In particular, the ‘Scrum’ variant of Agile offers the interesting option to de-projectize a lot of IT maintenance work in much the same way a large amount of physical maintenance work is undertaken by a team of ‘maintainers’ working through a backlog of prioritized issues. Where an IT shop uses stable teams, ‘scrum’ to plan work on a monthly basis and ‘sprints’ to deliver weekly improvements; the situation is totally focused on routine operations. Stable teams working on dozens of minor objectives selected on the basis of an organization wide prioritization is the antithesis of a project. Projects are delivered by temporary teams assembled to work on the unique project deliverable (as described in the Project Charter) and then reassigned to other work as the project closes down.

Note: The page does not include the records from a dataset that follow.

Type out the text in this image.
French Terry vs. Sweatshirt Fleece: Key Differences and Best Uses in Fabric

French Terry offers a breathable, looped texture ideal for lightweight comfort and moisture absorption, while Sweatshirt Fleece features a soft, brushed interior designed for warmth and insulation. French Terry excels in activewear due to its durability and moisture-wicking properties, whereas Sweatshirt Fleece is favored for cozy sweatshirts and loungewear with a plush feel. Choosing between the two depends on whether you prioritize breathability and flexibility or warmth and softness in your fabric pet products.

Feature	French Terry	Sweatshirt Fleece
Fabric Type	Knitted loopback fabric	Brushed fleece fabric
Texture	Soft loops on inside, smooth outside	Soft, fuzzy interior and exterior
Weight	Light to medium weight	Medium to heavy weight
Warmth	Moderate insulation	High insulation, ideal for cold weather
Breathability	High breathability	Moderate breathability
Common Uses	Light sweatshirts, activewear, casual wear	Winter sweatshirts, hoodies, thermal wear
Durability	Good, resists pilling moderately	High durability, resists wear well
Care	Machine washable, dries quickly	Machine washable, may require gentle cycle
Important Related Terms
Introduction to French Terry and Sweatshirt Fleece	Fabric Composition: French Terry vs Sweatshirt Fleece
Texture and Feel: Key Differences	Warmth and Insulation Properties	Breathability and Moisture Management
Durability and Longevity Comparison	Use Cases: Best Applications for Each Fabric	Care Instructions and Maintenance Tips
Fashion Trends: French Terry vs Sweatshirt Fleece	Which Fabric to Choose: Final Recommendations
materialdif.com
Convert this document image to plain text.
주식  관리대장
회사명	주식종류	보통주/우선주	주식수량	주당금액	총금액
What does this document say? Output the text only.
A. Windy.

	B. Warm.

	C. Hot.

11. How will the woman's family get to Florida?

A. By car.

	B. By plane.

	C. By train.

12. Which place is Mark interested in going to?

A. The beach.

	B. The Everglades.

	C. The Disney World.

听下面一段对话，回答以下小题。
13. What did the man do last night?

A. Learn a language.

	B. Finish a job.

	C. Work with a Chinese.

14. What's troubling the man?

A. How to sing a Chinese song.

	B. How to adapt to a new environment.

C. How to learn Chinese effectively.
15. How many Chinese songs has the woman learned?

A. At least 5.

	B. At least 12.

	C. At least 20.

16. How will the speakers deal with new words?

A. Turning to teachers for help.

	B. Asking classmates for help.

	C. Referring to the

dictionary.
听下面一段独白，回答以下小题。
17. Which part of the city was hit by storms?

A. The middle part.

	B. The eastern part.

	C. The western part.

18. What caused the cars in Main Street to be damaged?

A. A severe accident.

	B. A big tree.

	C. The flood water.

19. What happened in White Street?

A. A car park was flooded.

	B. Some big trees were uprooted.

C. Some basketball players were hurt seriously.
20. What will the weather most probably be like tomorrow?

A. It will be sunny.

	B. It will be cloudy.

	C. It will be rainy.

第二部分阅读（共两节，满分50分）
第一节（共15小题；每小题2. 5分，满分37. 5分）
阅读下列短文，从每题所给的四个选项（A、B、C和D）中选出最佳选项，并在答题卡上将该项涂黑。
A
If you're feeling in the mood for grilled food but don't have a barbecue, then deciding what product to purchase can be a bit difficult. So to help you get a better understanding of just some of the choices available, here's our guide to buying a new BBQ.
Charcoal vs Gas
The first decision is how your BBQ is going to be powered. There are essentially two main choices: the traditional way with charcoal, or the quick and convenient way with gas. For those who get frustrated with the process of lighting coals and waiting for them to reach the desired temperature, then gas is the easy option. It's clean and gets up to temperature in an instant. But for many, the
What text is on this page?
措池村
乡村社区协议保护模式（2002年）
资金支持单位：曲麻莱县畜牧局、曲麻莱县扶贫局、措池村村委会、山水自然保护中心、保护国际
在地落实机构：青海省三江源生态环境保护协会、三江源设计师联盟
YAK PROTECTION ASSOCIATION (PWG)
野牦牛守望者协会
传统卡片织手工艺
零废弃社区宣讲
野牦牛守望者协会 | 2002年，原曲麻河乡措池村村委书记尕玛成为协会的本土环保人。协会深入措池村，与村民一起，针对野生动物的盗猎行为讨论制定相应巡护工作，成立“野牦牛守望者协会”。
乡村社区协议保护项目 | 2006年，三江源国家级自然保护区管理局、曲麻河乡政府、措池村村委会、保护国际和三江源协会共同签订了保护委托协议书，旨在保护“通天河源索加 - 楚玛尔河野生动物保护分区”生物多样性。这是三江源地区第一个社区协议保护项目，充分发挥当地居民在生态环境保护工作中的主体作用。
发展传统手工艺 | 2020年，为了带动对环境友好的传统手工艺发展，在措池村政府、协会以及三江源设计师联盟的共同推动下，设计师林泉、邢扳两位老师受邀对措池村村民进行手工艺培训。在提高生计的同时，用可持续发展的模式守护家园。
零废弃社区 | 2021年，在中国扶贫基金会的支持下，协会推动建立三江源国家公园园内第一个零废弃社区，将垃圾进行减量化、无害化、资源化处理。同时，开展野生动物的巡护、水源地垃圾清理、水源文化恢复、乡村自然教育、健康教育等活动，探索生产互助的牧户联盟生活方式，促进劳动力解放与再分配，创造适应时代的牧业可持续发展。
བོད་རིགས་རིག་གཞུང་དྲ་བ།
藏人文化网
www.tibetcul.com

The potential for substantial improvements in customer satisfaction that can be achieved by removing the ‘project overhead’ and using the flexibility of Scrum to focus on immediate priorities should offer a useful maintenance methodology for many IT applications provided the appropriate disciplines of documentation etc. are maintained.

These underlying principles would be very familiar to the maintenance managers of most large facilities. A stable crew of maintenance workers, familiar with the plant look after the prioritized day-to-day maintenance issues and install minor improvements. This routine working environment only gives way to ‘project management’ when a major outage or change is required. Probably the major difference is traditional maintenance management tends to sit inside a functional organizational structure whereas ‘Agile IT Maintenance’ seems to operate best in a matrix/collaborative environment.

In one sense this is a ‘back-to-the-future’ development, recognizing IT as an enabler to achieve business success in the same way a well maintained plant is essential to a manufacturing businesses success. And whilst both the IT infrastructure and the ‘plant infrastructure’ need routine maintenance and upgrading; there is a key difference. The enhancement of an IT infrastructure involves far more creativity and offers far more opportunity than plant maintenance. Combine this with the idea of actively involving the users in the development process encourages synergistic improvements.

Whilst this is definitely not ‘project management’ as we know it; there is definitely an emerging practice that has enormous potential to improve the day-to-day operations of many organizations with a large IT infrastructure. I believe the ‘Agile debate’ needs to expand to recognize there are places where traditional project management works best, places where a project can use variants of Agile to optimize the project delivery process, and importantly places where project management is an unnecessary overhead.